Kay and Matt Johnson became licensed foster parents with Union County Job and Family Services in 1980. In their 40 years as foster parents, Matt and Kay have worked with more than 440 youth. They have even adopted three children over that time. Since their last adoption, Matt and Kay have focused on providing a loving and supportive home for kids during their family’s time of need.

While Matt continues to work full time and help when and where he can when not at work, Kay is now retired and focuses all her time and energy on the children in their home. Kay has stated on numerous occasions how much she loves the “busyness” of a full house.

Matt and Kay spend time with each child in their home to make them feel special. Children have shared that Kay plans numerous outings to parks, pools, water parks and shopping. When welcoming a new placement, Kay explains she is aware of some things that happened in the child’s past but at her home, “Things are like a book – past chapters have already been written and read.” They start a new page and a new chapter together. If a rule is broken in the home, she and Matt would address it, turn the page and start another chapter.

The Johnsons are respectful of biological ties, and they work to build relationships with biological families. These relationships extend long after children have left their home. Over the years, Kay and Matt have also helped lead a variety of foster parent events including picnics, gatherings, and coffee get-togethers for foster parents to support one another.
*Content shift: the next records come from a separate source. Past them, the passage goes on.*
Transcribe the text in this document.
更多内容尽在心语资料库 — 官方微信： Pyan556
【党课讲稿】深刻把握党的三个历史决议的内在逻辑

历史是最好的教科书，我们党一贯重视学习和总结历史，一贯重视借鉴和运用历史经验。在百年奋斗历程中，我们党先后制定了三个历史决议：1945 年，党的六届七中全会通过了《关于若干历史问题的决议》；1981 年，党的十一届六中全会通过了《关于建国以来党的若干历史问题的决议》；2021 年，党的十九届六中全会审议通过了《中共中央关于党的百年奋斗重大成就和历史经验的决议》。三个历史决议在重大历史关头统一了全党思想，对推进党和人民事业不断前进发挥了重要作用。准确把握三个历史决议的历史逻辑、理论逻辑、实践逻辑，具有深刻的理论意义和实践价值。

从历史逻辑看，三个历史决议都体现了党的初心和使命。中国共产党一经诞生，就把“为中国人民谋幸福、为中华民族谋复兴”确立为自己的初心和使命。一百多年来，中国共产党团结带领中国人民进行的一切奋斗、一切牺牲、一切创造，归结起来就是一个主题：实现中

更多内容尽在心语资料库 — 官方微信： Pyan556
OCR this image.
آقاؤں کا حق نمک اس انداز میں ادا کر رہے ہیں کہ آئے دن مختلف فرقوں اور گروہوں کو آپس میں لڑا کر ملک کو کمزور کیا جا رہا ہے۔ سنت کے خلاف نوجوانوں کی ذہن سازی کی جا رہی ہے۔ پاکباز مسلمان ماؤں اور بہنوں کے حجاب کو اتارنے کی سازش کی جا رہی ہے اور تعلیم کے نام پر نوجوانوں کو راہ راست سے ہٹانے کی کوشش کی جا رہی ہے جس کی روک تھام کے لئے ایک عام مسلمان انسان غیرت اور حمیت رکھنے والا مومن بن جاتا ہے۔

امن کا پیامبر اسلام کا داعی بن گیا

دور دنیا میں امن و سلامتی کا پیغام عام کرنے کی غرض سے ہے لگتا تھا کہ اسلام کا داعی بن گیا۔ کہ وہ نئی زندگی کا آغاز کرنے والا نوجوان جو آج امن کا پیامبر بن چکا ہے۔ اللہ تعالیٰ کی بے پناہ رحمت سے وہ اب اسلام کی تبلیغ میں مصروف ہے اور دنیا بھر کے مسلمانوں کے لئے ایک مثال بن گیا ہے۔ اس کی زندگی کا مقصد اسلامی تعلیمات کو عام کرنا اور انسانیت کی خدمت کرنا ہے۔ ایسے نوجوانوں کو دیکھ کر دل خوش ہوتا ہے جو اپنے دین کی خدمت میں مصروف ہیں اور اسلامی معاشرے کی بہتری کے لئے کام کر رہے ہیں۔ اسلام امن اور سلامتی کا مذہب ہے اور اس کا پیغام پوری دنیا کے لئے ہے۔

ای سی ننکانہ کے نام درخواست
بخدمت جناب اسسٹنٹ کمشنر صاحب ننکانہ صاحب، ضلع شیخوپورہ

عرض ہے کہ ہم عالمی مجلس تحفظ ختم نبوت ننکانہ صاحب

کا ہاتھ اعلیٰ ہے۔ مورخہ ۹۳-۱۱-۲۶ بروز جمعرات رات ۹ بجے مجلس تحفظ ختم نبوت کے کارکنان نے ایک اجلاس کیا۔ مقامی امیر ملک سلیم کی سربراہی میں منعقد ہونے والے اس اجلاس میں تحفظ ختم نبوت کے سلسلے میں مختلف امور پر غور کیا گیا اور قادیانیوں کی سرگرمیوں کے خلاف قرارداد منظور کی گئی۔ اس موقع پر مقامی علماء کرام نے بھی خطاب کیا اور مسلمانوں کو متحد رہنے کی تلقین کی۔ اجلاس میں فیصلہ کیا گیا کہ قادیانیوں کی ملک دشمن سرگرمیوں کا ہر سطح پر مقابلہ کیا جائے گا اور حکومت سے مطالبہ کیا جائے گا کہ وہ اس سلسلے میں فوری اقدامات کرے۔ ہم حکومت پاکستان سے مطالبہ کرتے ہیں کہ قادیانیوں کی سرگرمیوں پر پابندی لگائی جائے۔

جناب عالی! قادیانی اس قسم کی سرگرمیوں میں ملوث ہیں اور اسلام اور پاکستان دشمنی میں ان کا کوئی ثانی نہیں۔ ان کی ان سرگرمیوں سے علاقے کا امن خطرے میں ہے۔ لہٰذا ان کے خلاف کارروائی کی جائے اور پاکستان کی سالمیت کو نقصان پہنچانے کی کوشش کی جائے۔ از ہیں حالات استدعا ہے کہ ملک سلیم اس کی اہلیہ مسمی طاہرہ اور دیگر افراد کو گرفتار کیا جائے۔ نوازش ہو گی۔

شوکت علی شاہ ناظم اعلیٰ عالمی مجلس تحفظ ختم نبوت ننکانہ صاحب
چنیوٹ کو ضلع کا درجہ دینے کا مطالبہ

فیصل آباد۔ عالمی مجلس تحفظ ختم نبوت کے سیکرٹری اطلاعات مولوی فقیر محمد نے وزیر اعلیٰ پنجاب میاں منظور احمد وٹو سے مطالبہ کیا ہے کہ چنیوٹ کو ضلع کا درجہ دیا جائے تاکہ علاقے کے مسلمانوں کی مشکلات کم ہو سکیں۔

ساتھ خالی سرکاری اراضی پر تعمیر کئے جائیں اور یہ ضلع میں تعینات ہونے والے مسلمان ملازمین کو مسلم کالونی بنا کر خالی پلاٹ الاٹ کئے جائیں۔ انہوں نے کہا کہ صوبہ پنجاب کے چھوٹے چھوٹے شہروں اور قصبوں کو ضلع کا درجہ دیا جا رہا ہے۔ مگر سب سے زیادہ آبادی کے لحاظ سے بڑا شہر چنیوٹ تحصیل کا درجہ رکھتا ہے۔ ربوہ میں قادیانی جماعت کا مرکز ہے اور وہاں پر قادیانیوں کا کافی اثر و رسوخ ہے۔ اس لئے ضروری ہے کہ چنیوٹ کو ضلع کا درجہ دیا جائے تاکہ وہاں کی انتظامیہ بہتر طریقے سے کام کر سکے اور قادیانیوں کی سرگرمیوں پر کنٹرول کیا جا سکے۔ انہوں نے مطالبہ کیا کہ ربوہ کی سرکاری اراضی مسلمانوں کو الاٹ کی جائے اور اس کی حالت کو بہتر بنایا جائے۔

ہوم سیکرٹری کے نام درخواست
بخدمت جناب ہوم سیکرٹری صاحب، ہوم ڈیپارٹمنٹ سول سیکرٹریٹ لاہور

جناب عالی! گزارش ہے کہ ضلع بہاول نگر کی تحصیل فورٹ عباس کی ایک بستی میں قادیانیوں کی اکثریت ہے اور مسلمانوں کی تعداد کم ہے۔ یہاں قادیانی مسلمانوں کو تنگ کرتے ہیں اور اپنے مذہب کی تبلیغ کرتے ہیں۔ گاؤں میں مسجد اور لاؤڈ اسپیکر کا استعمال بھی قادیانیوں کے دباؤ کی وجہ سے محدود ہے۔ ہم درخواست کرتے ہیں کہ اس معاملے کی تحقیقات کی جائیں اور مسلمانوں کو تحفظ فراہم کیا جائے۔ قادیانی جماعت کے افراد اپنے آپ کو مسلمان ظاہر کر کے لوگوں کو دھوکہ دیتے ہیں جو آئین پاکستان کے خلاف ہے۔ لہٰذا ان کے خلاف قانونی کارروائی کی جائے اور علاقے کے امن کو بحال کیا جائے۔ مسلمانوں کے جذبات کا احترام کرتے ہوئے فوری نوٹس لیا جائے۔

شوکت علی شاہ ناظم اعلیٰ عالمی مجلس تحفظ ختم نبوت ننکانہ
Leigha and Thomas Perkins, Franklin County

Perkinses

In March 2019, Franklin County Children Services received a neglect report about three children. When Leigha and Thomas Perkins learned that their niece and nephews could not remain with their parents, they were happy to welcome them into their home. They provided a safe and stable environment for the children, making sure they felt secure. A short time later their mother gave birth to a baby girl who tested positive for substances. Eventually they took custody of the baby, as she was removed from her father’s home by the police.

Leigha and Thomas Perkins faced challenges making space for the children in their three-bedroom home. Since both were working, they had the added expense of childcare for two of the children, which they had to pay out of their own pockets. Kayleigh, Jamie, Brayden and Hayden are doing very well in the Perkinses’ home despite the challenges. They are engaged in after-school activities such as softball and baseball. They are happy being in the home of their aunt and uncle and have expressed their desire to remain with them. Leigha and Thomas have filed for permanent custody of the four children in hopes of continuing to provide them a safe and loving home.

Outstanding Agency Staff

PCSAO’s staff awards recognize a caseworker, a supervisor and a support staff at a public children services agency who go beyond expectations and achieve extraordinary outcomes for children and families through their work in the agency and in the community.

Outstanding Caseworker of the Year: Beatrice Flett, Summit County Children Services

Bea Flett

Beatrice Flett (Bea) has 16 years of experience in child protection. She was nominated for Child Protection Worker of the Year for her unwavering commitment to family search and engagement. She was key to implementing the Summit County Permanency Collaborative. From there she went on to develop training for her colleagues that included real-world examples. “You have to be able to find strength in every family,” she says.

She also wrote training curriculum for the Institute for Human Services that is now used by caseworkers around the state. She eventually transitioned into a position as the 30 Days to Family caseworker with Summit County. Not only has she stood out in her commitment to developing training for her colleagues, she has also developed and maintained strong relationships with the families she guides in finding solutions that lead to permanency. She was honored with the Goodwill Employee of Distinction Award last fall.

Outstanding Supervisor of the Year: Kelly Pape, Ottawa County Job and Family Services

Kelly Pape

Kelly Pape has worked in child protective services since 2004, when she began her career as the Wrap-Around Coordinator in Ottawa County. She returned to school to get her degree in human services so she could continue working with families in protective services. She worked as a caseworker in Ottawa and Wood counties until 2015, when she became a supervisor in Ottawa County. As a supervisor, she has been involved in innovative programs such as Ohio START and ShadowBox. She has strong ties to the community through organizations such as Bike Lady and Project Noel. She has been involved in advocacy by scheduling ride-alongs for public officials.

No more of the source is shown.